Developed under Project Pave Claw, the GPU-5/A was designed to adapt the power of the A-10 Thunderbolt II and its GAU-8/A gun to smaller aircraft. The resulting weapon used a smaller version of the GAU-8/A, designated the GAU-13/A, with only four barrels. Podded, the system weights 1900 lb loaded with 353 rounds of 30 mm ammunition in two helical layers surrounding the gun (for reduction of overall size). The pod is completely self-contained with a rate of fire of 3,000 rpm.

=== Mk 4 Mod 0 ===

Mark 4 Gunpod Operating Principles (1965) De-classified US Navy promotional film reel.

Developed by the US Navy, this pod is fitted with the Mk 11 Mod 5 20 mm cannon, along with 750 rounds of ammunition. This pod is said to have been used on a variety of US Navy and Marine Corps aircraft including the A-4 Skyhawk, F-4 Phantom II, A-7 Corsair II, and OV-10 Bronco. Approximately 1200 Mk 4 Gun Pods were manufactured by Hughes Tool Company (later Hughes Helicopters) in Culver City, California.

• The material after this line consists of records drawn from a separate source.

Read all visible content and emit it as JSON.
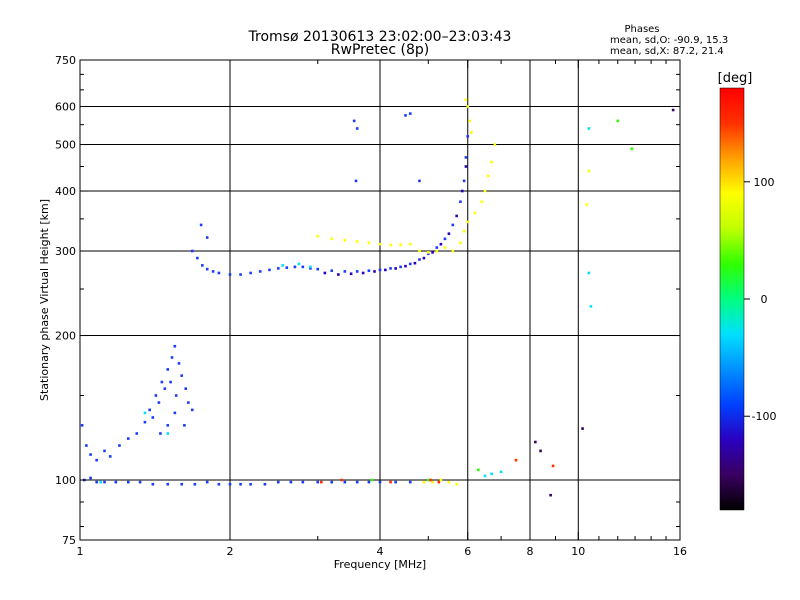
{
  "chart_data": {
    "type": "scatter",
    "title": "Tromsø 20130613 23:02:00–23:03:43",
    "subtitle": "RwPretec (8p)",
    "xlabel": "Frequency [MHz]",
    "ylabel": "Stationary phase Virtual Height [km]",
    "xscale": "log",
    "yscale": "log",
    "xlim": [
      1,
      16
    ],
    "ylim": [
      75,
      750
    ],
    "x_ticks": [
      1,
      2,
      4,
      6,
      8,
      10,
      16
    ],
    "x_tick_labels": [
      "1",
      "2",
      "4",
      "6",
      "8",
      "10",
      "16"
    ],
    "x_gridlines": [
      2,
      4,
      6,
      8,
      10
    ],
    "y_ticks": [
      75,
      100,
      200,
      300,
      400,
      500,
      600,
      750
    ],
    "y_tick_labels": [
      "75",
      "100",
      "200",
      "300",
      "400",
      "500",
      "600",
      "750"
    ],
    "y_gridlines": [
      100,
      200,
      300,
      400,
      500,
      600
    ],
    "grid": true,
    "phases_box": {
      "title": "Phases",
      "line1": "mean, sd,O: -90.9, 15.3",
      "line2": "mean, sd,X: 87.2, 21.4"
    },
    "colorbar": {
      "label": "[deg]",
      "range": [
        -180,
        180
      ],
      "ticks": [
        -100,
        0,
        100
      ],
      "tick_labels": [
        "-100",
        "0",
        "100"
      ],
      "colors": [
        "#000000",
        "#3a0060",
        "#2a00c0",
        "#0040ff",
        "#0090ff",
        "#00e0ff",
        "#00ff80",
        "#30ff00",
        "#c0ff00",
        "#ffff00",
        "#ffa000",
        "#ff3000",
        "#ff0000"
      ]
    },
    "series": [
      {
        "phase": -100,
        "color": "#1a3cff",
        "points": [
          [
            1.02,
            100
          ],
          [
            1.05,
            101
          ],
          [
            1.08,
            99
          ],
          [
            1.12,
            99
          ],
          [
            1.18,
            99
          ],
          [
            1.25,
            99
          ],
          [
            1.32,
            99
          ],
          [
            1.4,
            98
          ],
          [
            1.5,
            98
          ],
          [
            1.6,
            98
          ],
          [
            1.7,
            98
          ],
          [
            1.8,
            99
          ],
          [
            1.9,
            98
          ],
          [
            2.0,
            98
          ],
          [
            2.1,
            98
          ],
          [
            2.2,
            98
          ],
          [
            2.35,
            98
          ],
          [
            2.5,
            99
          ],
          [
            2.65,
            99
          ],
          [
            2.8,
            99
          ],
          [
            3.0,
            99
          ],
          [
            3.2,
            99
          ],
          [
            3.4,
            99
          ],
          [
            3.6,
            99
          ],
          [
            3.8,
            99
          ],
          [
            4.0,
            99
          ],
          [
            4.3,
            99
          ],
          [
            4.6,
            99
          ],
          [
            1.01,
            130
          ],
          [
            1.03,
            118
          ],
          [
            1.05,
            113
          ],
          [
            1.08,
            110
          ],
          [
            1.12,
            115
          ],
          [
            1.15,
            112
          ],
          [
            1.2,
            118
          ],
          [
            1.25,
            122
          ],
          [
            1.3,
            125
          ],
          [
            1.35,
            132
          ],
          [
            1.38,
            140
          ],
          [
            1.42,
            150
          ],
          [
            1.46,
            160
          ],
          [
            1.5,
            170
          ],
          [
            1.53,
            180
          ],
          [
            1.55,
            190
          ],
          [
            1.58,
            175
          ],
          [
            1.6,
            165
          ],
          [
            1.63,
            155
          ],
          [
            1.65,
            145
          ],
          [
            1.68,
            140
          ],
          [
            1.4,
            135
          ],
          [
            1.44,
            145
          ],
          [
            1.48,
            155
          ],
          [
            1.52,
            160
          ],
          [
            1.56,
            150
          ],
          [
            1.62,
            130
          ],
          [
            1.45,
            125
          ],
          [
            1.5,
            130
          ],
          [
            1.55,
            138
          ],
          [
            1.68,
            300
          ],
          [
            1.72,
            290
          ],
          [
            1.76,
            280
          ],
          [
            1.8,
            275
          ],
          [
            1.85,
            272
          ],
          [
            1.9,
            270
          ],
          [
            2.0,
            268
          ],
          [
            2.1,
            268
          ],
          [
            2.2,
            270
          ],
          [
            2.3,
            272
          ],
          [
            2.4,
            274
          ],
          [
            2.5,
            276
          ],
          [
            2.6,
            277
          ],
          [
            2.7,
            278
          ],
          [
            2.8,
            278
          ],
          [
            2.9,
            276
          ],
          [
            3.0,
            275
          ],
          [
            3.2,
            273
          ],
          [
            3.4,
            272
          ],
          [
            3.6,
            272
          ],
          [
            3.8,
            273
          ],
          [
            4.0,
            274
          ],
          [
            4.2,
            276
          ],
          [
            4.4,
            278
          ],
          [
            4.6,
            282
          ],
          [
            4.8,
            288
          ],
          [
            5.0,
            296
          ],
          [
            5.2,
            305
          ],
          [
            5.4,
            318
          ],
          [
            5.6,
            340
          ],
          [
            5.8,
            380
          ],
          [
            5.9,
            420
          ],
          [
            5.95,
            470
          ],
          [
            6.0,
            520
          ],
          [
            1.75,
            340
          ],
          [
            1.8,
            320
          ],
          [
            3.55,
            560
          ],
          [
            3.6,
            540
          ],
          [
            3.58,
            420
          ],
          [
            4.5,
            575
          ],
          [
            4.6,
            580
          ],
          [
            4.8,
            420
          ]
        ]
      },
      {
        "phase": -125,
        "color": "#2a00c0",
        "points": [
          [
            3.1,
            270
          ],
          [
            3.3,
            268
          ],
          [
            3.5,
            269
          ],
          [
            3.7,
            270
          ],
          [
            3.9,
            272
          ],
          [
            4.1,
            274
          ],
          [
            4.3,
            276
          ],
          [
            4.5,
            279
          ],
          [
            4.7,
            283
          ],
          [
            4.9,
            290
          ],
          [
            5.1,
            298
          ],
          [
            5.3,
            310
          ],
          [
            5.5,
            326
          ],
          [
            5.7,
            355
          ],
          [
            5.85,
            400
          ],
          [
            5.95,
            450
          ]
        ]
      },
      {
        "phase": 100,
        "color": "#ffff00",
        "points": [
          [
            3.0,
            322
          ],
          [
            3.2,
            318
          ],
          [
            3.4,
            316
          ],
          [
            3.6,
            314
          ],
          [
            3.8,
            312
          ],
          [
            4.0,
            310
          ],
          [
            4.2,
            309
          ],
          [
            4.4,
            309
          ],
          [
            4.6,
            310
          ],
          [
            4.8,
            300
          ],
          [
            5.0,
            298
          ],
          [
            5.2,
            300
          ],
          [
            5.4,
            305
          ],
          [
            5.6,
            300
          ],
          [
            5.8,
            312
          ],
          [
            5.9,
            330
          ],
          [
            6.0,
            345
          ],
          [
            6.2,
            360
          ],
          [
            6.4,
            380
          ],
          [
            6.5,
            400
          ],
          [
            6.6,
            430
          ],
          [
            6.7,
            460
          ],
          [
            6.8,
            500
          ],
          [
            5.95,
            620
          ],
          [
            6.0,
            600
          ],
          [
            6.05,
            560
          ],
          [
            6.1,
            530
          ],
          [
            4.9,
            99
          ],
          [
            5.1,
            99
          ],
          [
            5.3,
            100
          ],
          [
            5.5,
            99
          ],
          [
            5.7,
            98
          ],
          [
            10.5,
            440
          ],
          [
            10.4,
            375
          ]
        ]
      },
      {
        "phase": 0,
        "color": "#00e0ff",
        "points": [
          [
            1.1,
            99
          ],
          [
            2.55,
            280
          ],
          [
            2.75,
            282
          ],
          [
            2.9,
            278
          ],
          [
            6.5,
            102
          ],
          [
            6.7,
            103
          ],
          [
            7.0,
            104
          ],
          [
            10.5,
            270
          ],
          [
            10.6,
            230
          ],
          [
            10.5,
            540
          ],
          [
            1.5,
            125
          ],
          [
            1.35,
            138
          ]
        ]
      },
      {
        "phase": 60,
        "color": "#30ff00",
        "points": [
          [
            12.0,
            560
          ],
          [
            12.8,
            490
          ],
          [
            3.85,
            100
          ],
          [
            5.0,
            100
          ],
          [
            6.3,
            105
          ]
        ]
      },
      {
        "phase": 150,
        "color": "#ff3000",
        "points": [
          [
            3.05,
            99
          ],
          [
            3.35,
            100
          ],
          [
            4.2,
            99
          ],
          [
            5.05,
            100
          ],
          [
            5.25,
            99
          ],
          [
            7.5,
            110
          ],
          [
            8.9,
            107
          ]
        ]
      },
      {
        "phase": -160,
        "color": "#3a0060",
        "points": [
          [
            8.2,
            120
          ],
          [
            8.4,
            115
          ],
          [
            8.8,
            93
          ],
          [
            10.2,
            128
          ],
          [
            15.5,
            590
          ]
        ]
      }
    ]
  }
}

While the system was tested and certified for use on the A-4, the A-6, the A-7, the F-4, and the OV-10, it only saw extended use on the A-4, the F-4, and the OV-10. In the case of the OV-10, the unit was used by VAL-4, a Navy squadron assigned to Bình Thủy District, Vietnam, and was used extensively for close air support missions.